Schulden schneller tilgen

Bund der Steuerzahler Nordrhein Westfalen e. V. / Newsticker Nordrhein-Westfalen / Meldungen 12.08.2020, Eberhard Kanski

Bei den Hilfen des Landes Nordrhein-Westfalen im Zuge der Corona-Pandemie muss die Landespolitik sicherstellen, dass die konkrete Umsetzung effizient erfolgt und die Schulden schneller getilgt werden als geplant.

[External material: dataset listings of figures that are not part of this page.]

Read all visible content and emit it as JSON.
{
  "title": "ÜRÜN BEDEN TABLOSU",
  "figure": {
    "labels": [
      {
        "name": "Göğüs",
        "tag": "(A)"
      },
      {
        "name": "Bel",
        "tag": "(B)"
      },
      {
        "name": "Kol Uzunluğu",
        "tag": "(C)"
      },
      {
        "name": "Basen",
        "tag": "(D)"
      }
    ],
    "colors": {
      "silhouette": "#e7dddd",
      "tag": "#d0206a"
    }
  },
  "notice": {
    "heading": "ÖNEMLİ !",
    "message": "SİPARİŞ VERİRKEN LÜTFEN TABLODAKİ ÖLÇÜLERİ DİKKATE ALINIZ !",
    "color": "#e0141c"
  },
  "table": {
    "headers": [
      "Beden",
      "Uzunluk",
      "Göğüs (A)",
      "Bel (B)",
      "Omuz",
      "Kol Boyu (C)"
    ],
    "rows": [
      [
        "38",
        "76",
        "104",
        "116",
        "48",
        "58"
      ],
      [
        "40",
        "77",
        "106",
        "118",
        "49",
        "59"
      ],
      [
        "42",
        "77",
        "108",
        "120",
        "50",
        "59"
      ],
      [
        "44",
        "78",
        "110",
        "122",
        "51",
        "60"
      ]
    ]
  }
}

Der Bund der Steuerzahler NRW hat zum zweiten Corona-Nachtragshaushalt eine Stellungnahme an den Landtag abgegeben. 
Die großzügigen und gezielten Landeshilfen im Frühjahr 2020 waren das Gebot der Stunde, um die ökonomischen Probleme der Corona-Pandemie anzugehen. Diese Auffassung vertritt der BdSt NRW in seiner Stellungnahme zum zweiten Nachtragshaushalt. Er sieht aber auch eine drohende Gefahr: „Die vielschichtigen kreditfinanzierten Hilfsmaßnahmen können in Verbindung mit der nahezu ungebremsten Geldschöpfung langfristig zu massiven volkswirtschaftliche Probleme führen“, sagt BdSt-Vorstandsmitglied Eberhard Kanski und warnt vor der Inflationsgefahr. 

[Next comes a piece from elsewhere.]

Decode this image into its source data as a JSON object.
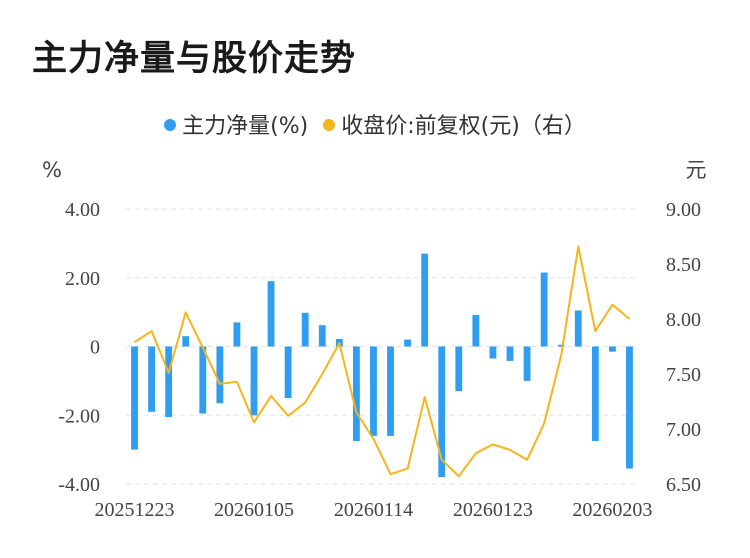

Diesen Gefahren gilt es zu begegnen. Der Bund der Steuerzahler NRW hat dazu fünf Punkte erarbeitet:
Ein Corona-Hilfen-Controlling sollte beim Landesrechnungshof eingerichtet werden, um sicherzustellen, dass die Fördergelder zielgenau, sparsam und wirtschaftlich eingesetzt werden. 
Der bisher vorgesehene Tilgungszeitraum von 50 Jahren für die 25 Milliarden Euro neuer Corona-Schulden sollte deutlich verkürzt werden. So lässt sich die Gefahr steigender Zinslasten bannen, wenn die Niedrigzinsphase ein Ende hat. 
Unerwartete Steuermehreinnahmen sind zweckgebunden für die Tilgung der Corona-Schulden einzusetzen. 

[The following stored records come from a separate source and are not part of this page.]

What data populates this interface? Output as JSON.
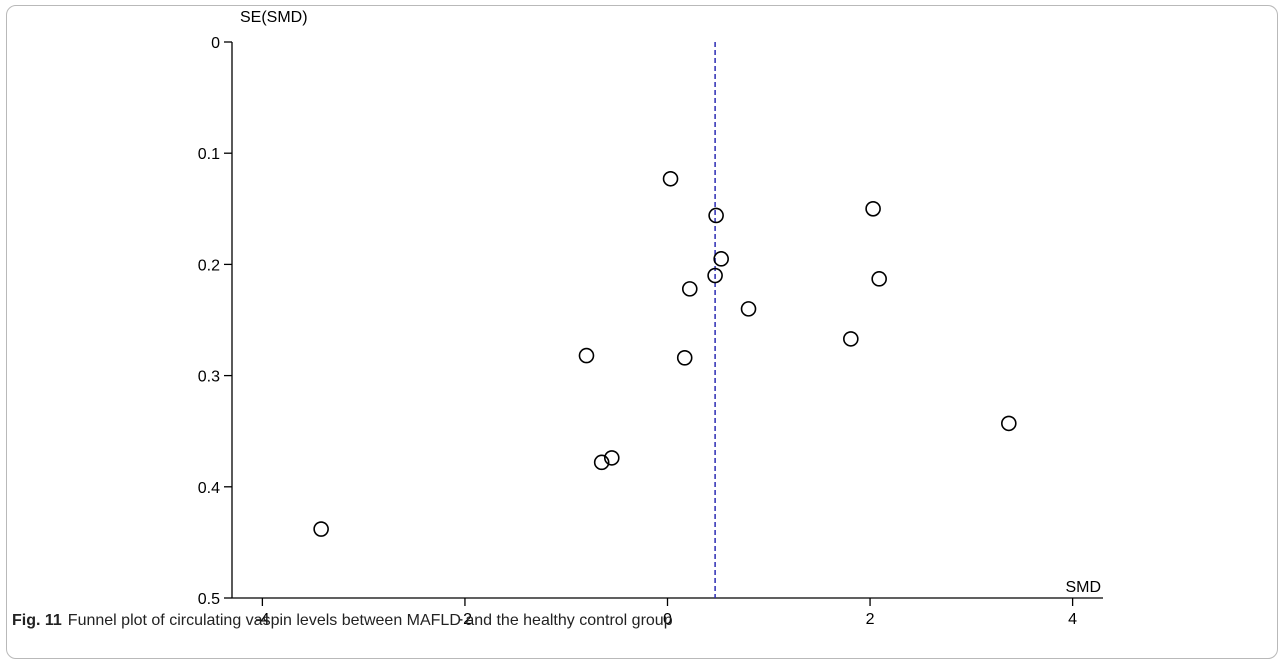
{
  "caption": {
    "figure_number": "Fig. 11",
    "text": "Funnel plot of circulating vaspin levels between MAFLD and the healthy control group"
  },
  "chart_data": {
    "type": "scatter",
    "xlabel": "SMD",
    "ylabel": "SE(SMD)",
    "xlim": [
      -4.3,
      4.3
    ],
    "ylim": [
      0,
      0.5
    ],
    "y_inverted": true,
    "x_ticks": [
      -4,
      -2,
      0,
      2,
      4
    ],
    "y_ticks": [
      0,
      0.1,
      0.2,
      0.3,
      0.4,
      0.5
    ],
    "x_tick_labels": [
      "-4",
      "-2",
      "0",
      "2",
      "4"
    ],
    "y_tick_labels": [
      "0",
      "0.1",
      "0.2",
      "0.3",
      "0.4",
      "0.5"
    ],
    "reference_line": {
      "x": 0.47,
      "style": "dashed",
      "color": "#2b2bb3"
    },
    "marker": {
      "shape": "open-circle",
      "color": "#000000"
    },
    "points": [
      {
        "x": 0.03,
        "y": 0.123
      },
      {
        "x": 0.48,
        "y": 0.156
      },
      {
        "x": 2.03,
        "y": 0.15
      },
      {
        "x": 0.53,
        "y": 0.195
      },
      {
        "x": 0.47,
        "y": 0.21
      },
      {
        "x": 0.22,
        "y": 0.222
      },
      {
        "x": 2.09,
        "y": 0.213
      },
      {
        "x": 0.8,
        "y": 0.24
      },
      {
        "x": 1.81,
        "y": 0.267
      },
      {
        "x": -0.8,
        "y": 0.282
      },
      {
        "x": 0.17,
        "y": 0.284
      },
      {
        "x": 3.37,
        "y": 0.343
      },
      {
        "x": -0.55,
        "y": 0.374
      },
      {
        "x": -0.65,
        "y": 0.378
      },
      {
        "x": -3.42,
        "y": 0.438
      }
    ]
  }
}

Der beschlossene Landeshaushalt 2020 ist hinsichtlich der geplanten Auftragsvergaben an die Wirtschaft zügig zu vollziehen. Investitionen beispielsweise in die Verkehrsinfrastruktur oder Digitalisierung haben höchste Priorität. 
Sämtliche Schulden sind über den Landeshaushalt abzuwickeln und nicht in Nebenetats zu verbuchen, um die Transparenz über die Kreditverschuldung sicherzustellen. 
Positiv bewertet der BdSt NRW, dass die NRW.Bank die Corona-Hilfen abwickeln und eine Haftungsfreistellung von insgesamt 20 Milliarden Euro erhalten soll. „Das ist sinnvoll“, sagt Kanski. „So dürfte die konkrete Umsetzung der Corona-Hilfen schneller, kostengünstiger und effizienter gelingen.“ Die Sorgen und Belastungen für die Menschen in Nordrhein-Westfalen dürften abnehmen, wenn es dem Land gelingt, die angestoßenen NRW-spezifischen Hilfsprogramme über die im zweiten Nachtragshaushaltsgesetz vorgeschlagenen Haftungsfreistellungen für die NRW.Bank zügig umzusetzen.